UK SALES of designer brand Burberry have risen by 30 per cent as fashion-conscious tourists take advantage of the weak pound.

Burberry released its first half figures on Tuesday morning stating that its total international revenue is £1,159 million – down by four per cent – for the six months up to September 30.

But the company stated that the UK significantly outperformed in the second quarter with “comparable sales up over 30 per cent, given sterling’s depreciation”.

Burberry has also been one of the best performing stocks since Britain voted to leave the European Union on June 23 – with its shares up 35 per cent because of the weaker pound.

The global luxury brand has a distinctive British heritage, built around its core iconic outdoor clothing, which is primarily made at Burberry’s two Yorkshire factories in Castleford and Keighley.

In July, Burberry put plans for a new Leeds factory, set to open in 2018, on pause as it considered the impact of the Brexit vote.

Harvey Nichols was the only store to stock Burberry in Leeds city centre but no longer stocks the brand.

A Burberry spokesperson said: “There is no change to our commitment to renewing our manufacturing base in Yorkshire.

“We’re currently having another look at our plans to build a new manufacturing and weaving facility in Leeds, which we announced a year ago.

“It’s such an important project we want to get all the details right.”

Sophie Holden, a Burberry enthusiast from Clarence Dock in Leeds said: “I now have to go to Manchester if I want to buy Burberry.

“Hopefully, with the plans of the factory in Leeds, Burberry will come back to Leeds. It’s definitely the perfect time to.”

Shoppers in Leeds celebrated the opening of the new £165 million Victoria Gate centre on Thursday.
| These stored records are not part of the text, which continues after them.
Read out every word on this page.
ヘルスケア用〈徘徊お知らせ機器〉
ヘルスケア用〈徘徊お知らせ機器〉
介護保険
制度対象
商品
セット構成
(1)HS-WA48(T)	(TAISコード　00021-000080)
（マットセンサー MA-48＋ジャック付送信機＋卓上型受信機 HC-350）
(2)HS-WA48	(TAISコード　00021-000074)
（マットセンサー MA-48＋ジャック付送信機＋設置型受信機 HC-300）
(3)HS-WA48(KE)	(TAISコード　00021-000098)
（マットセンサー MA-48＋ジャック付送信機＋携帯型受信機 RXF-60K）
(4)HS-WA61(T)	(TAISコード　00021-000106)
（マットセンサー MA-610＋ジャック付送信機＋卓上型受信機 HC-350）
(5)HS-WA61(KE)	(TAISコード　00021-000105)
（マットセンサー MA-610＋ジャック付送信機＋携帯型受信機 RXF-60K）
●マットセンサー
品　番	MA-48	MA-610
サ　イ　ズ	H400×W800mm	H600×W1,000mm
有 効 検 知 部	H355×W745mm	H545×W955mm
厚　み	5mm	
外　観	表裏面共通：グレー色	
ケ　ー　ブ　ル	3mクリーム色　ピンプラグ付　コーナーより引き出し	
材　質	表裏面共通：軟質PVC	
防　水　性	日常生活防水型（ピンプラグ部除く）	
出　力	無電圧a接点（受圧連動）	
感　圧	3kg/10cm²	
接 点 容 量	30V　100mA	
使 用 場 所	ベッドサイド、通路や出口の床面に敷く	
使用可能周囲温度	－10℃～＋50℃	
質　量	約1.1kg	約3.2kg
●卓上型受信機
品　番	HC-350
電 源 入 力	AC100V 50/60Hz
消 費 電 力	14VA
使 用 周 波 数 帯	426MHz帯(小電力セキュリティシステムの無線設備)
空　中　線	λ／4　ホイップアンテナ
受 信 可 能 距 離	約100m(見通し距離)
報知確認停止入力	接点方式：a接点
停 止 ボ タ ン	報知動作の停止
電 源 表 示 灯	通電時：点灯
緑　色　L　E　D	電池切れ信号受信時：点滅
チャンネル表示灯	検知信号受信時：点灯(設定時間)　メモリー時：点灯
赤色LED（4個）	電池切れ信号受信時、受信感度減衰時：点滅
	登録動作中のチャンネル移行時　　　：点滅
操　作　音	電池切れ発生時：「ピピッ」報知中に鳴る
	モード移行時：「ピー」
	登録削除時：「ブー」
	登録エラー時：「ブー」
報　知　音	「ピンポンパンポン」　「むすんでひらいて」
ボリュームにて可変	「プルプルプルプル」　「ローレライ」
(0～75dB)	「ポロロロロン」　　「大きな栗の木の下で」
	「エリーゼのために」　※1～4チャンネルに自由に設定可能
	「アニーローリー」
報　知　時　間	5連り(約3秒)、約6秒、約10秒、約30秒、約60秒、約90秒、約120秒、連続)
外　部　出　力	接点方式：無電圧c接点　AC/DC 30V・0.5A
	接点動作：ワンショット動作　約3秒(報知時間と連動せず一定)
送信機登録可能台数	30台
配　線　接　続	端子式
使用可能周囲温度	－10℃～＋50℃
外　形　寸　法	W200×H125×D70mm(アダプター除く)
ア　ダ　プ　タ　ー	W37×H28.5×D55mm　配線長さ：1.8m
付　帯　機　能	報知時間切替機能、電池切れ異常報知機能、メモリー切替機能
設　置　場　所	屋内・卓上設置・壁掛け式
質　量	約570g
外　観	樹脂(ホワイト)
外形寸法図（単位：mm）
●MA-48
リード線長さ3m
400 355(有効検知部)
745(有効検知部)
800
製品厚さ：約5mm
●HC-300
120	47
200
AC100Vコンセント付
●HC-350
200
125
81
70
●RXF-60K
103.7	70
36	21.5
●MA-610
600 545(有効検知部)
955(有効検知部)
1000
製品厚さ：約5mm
Many high-end designer shops have flocked to Leeds from London such as Anthropologie and Aspinal of London.

Burberry said it wants to extend the success of the UK sales to the rest of the world.

Yorkshireman Christopher Bailey, chief creative and chief executive officer, said: “The progress we are making to improve our ways of working, the agility of our teams to react to changes in consumer behaviour and the strength of our brand give us confidence for the future.

“We remain on track to deliver our financial goals.”